За воротами кладбища Рожейро рванулся вперед и вниз, вниз, вниз без оглядки, пока не рухнул на белый песок. Барабанило в голове, и ветер все еще свистел в ушах. Но как только угомонилась кровь, непрерывная гулкая воркотня колокольного звона начала снова сотрясать его изнутри. Сев на ноги, он наклонился к морю и замер в позе эмбриона. Из темной воды на него смотрело злое, сумрачное, под стать вечеру, лицо подростка.

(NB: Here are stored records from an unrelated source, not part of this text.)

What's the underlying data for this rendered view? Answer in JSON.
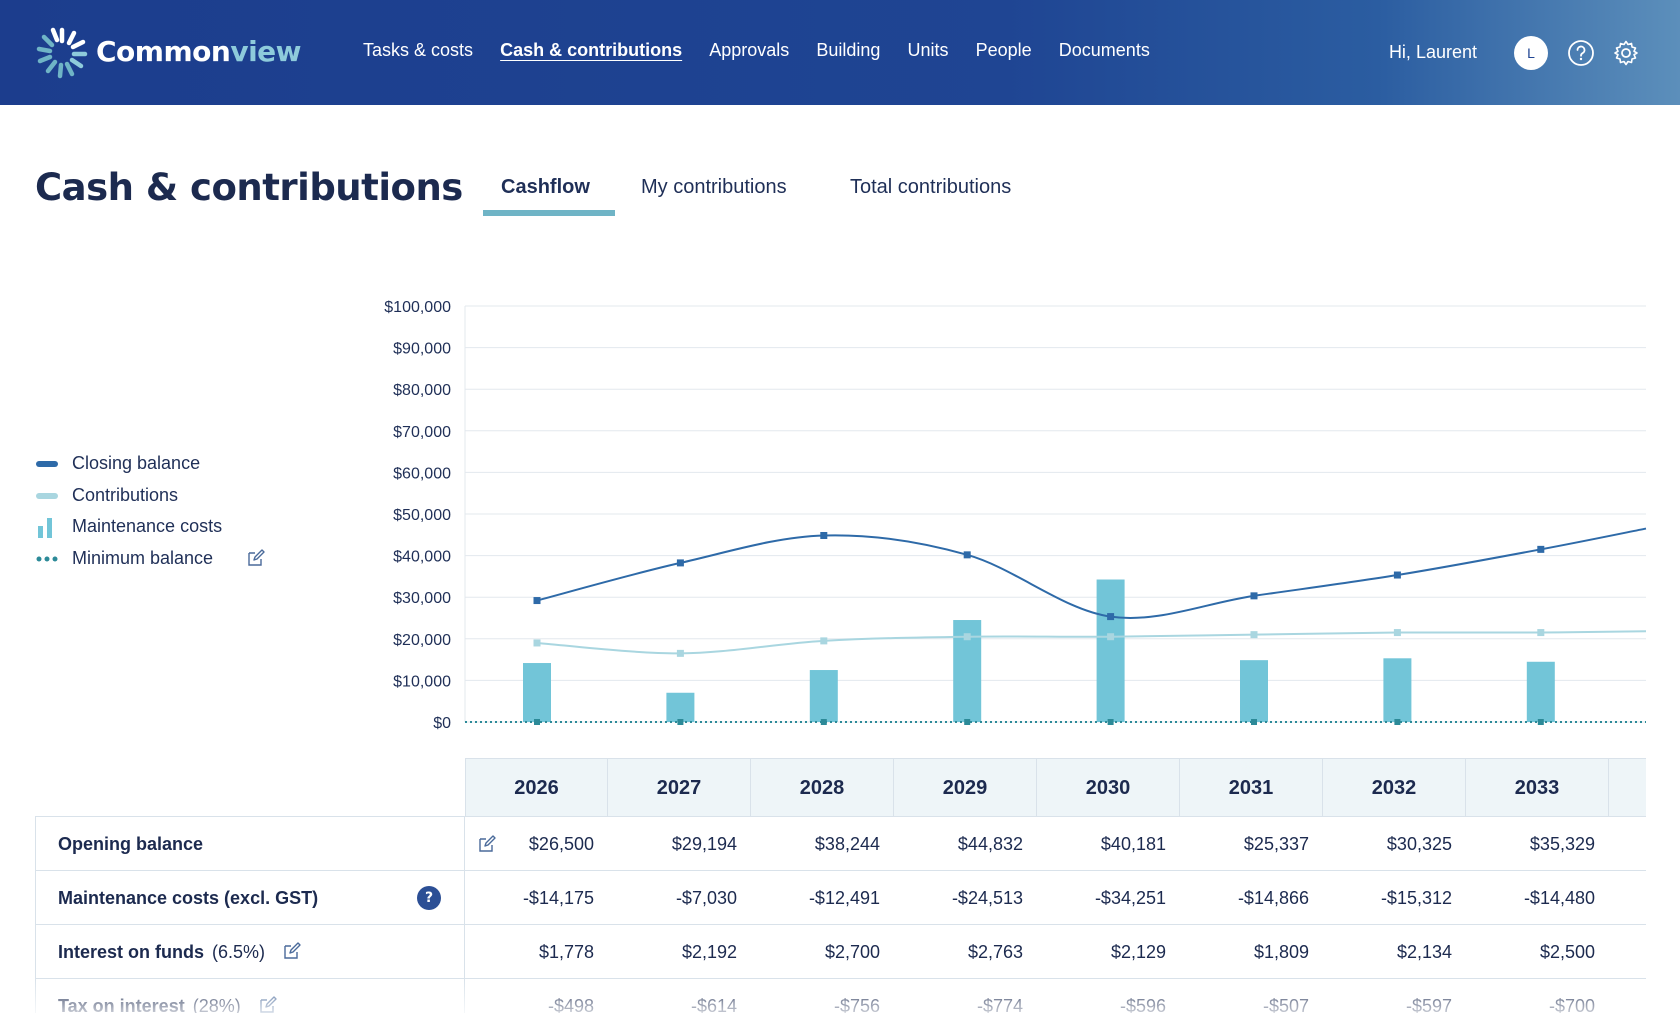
{
  "app": {
    "logo_prefix": "Common",
    "logo_suffix": "view"
  },
  "nav": {
    "items": [
      {
        "label": "Tasks & costs"
      },
      {
        "label": "Cash & contributions",
        "active": true
      },
      {
        "label": "Approvals"
      },
      {
        "label": "Building"
      },
      {
        "label": "Units"
      },
      {
        "label": "People"
      },
      {
        "label": "Documents"
      }
    ]
  },
  "user": {
    "greeting": "Hi, Laurent",
    "avatar_initial": "L"
  },
  "icons": {
    "help": "help-circle-icon",
    "settings": "gear-icon",
    "edit": "edit-pencil-icon",
    "info": "question-badge-icon"
  },
  "page": {
    "title": "Cash & contributions",
    "tabs": [
      {
        "label": "Cashflow",
        "active": true
      },
      {
        "label": "My contributions"
      },
      {
        "label": "Total contributions"
      }
    ]
  },
  "colors": {
    "header": "#1f4593",
    "closing_balance": "#2e6aa8",
    "contributions": "#a9d6e0",
    "maintenance": "#72c5d8",
    "minimum": "#2c8a98"
  },
  "legend": [
    {
      "label": "Closing balance",
      "swatch": "line"
    },
    {
      "label": "Contributions",
      "swatch": "light-line"
    },
    {
      "label": "Maintenance costs",
      "swatch": "bars"
    },
    {
      "label": "Minimum balance",
      "swatch": "dots",
      "editable": true
    }
  ],
  "chart_data": {
    "type": "bar",
    "categories": [
      "2026",
      "2027",
      "2028",
      "2029",
      "2030",
      "2031",
      "2032",
      "2033"
    ],
    "ylim": [
      0,
      100000
    ],
    "y_ticks": [
      "$0",
      "$10,000",
      "$20,000",
      "$30,000",
      "$40,000",
      "$50,000",
      "$60,000",
      "$70,000",
      "$80,000",
      "$90,000",
      "$100,000"
    ],
    "grid": true,
    "legend_position": "left",
    "series": [
      {
        "name": "Maintenance costs",
        "type": "bar",
        "values": [
          14175,
          7030,
          12491,
          24513,
          34251,
          14866,
          15312,
          14480
        ]
      },
      {
        "name": "Closing balance",
        "type": "line",
        "values": [
          29194,
          38244,
          44832,
          40181,
          25337,
          30325,
          35329,
          41500
        ],
        "continues_to": 46500
      },
      {
        "name": "Contributions",
        "type": "line",
        "values": [
          19000,
          16500,
          19500,
          20500,
          20500,
          21000,
          21500,
          21500
        ],
        "continues_to": 21800
      },
      {
        "name": "Minimum balance",
        "type": "dotted-line",
        "values": [
          0,
          0,
          0,
          0,
          0,
          0,
          0,
          0
        ]
      }
    ]
  },
  "table": {
    "columns": [
      "2026",
      "2027",
      "2028",
      "2029",
      "2030",
      "2031",
      "2032",
      "2033"
    ],
    "rows": [
      {
        "label": "Opening balance",
        "sub": "",
        "values": [
          "$26,500",
          "$29,194",
          "$38,244",
          "$44,832",
          "$40,181",
          "$25,337",
          "$30,325",
          "$35,329"
        ]
      },
      {
        "label": "Maintenance costs (excl. GST)",
        "sub": "",
        "info": "?",
        "values": [
          "-$14,175",
          "-$7,030",
          "-$12,491",
          "-$24,513",
          "-$34,251",
          "-$14,866",
          "-$15,312",
          "-$14,480"
        ]
      },
      {
        "label": "Interest on funds",
        "sub": "(6.5%)",
        "values": [
          "$1,778",
          "$2,192",
          "$2,700",
          "$2,763",
          "$2,129",
          "$1,809",
          "$2,134",
          "$2,500"
        ]
      },
      {
        "label": "Tax on interest",
        "sub": "(28%)",
        "values": [
          "-$498",
          "-$614",
          "-$756",
          "-$774",
          "-$596",
          "-$507",
          "-$597",
          "-$700"
        ]
      }
    ]
  }
}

Машинку Маньолии быстро продали, бусы и браслеты достались сестре, два платья и юбку взяла себе мать. Ему отдали бутылек от духов, которые когда-то, давным-давно, подарила юной Маньолии ее госпожа. «Если будешь хорошо пахнуть, жизнь тебе всегда улыбнется», – поговаривала она.
Убежав, как в детстве, на заброшенное кладбище, на котором закапывали мертвых псов, Рожейро отвинтил стеклянную пробку и закрыл глаза. Хотя было еще далеко до дня Мертвых, он стал терпеливо ждать и только к вечеру среди листвы смог различить высокую молодую девушку. То ли свет луны отблескивал от листьев так ярко, то ли она и правда грустно улыбнулась ему. Рожейро собирался спросить ее о чем-то важном, но вдруг совершенно забыл о чем.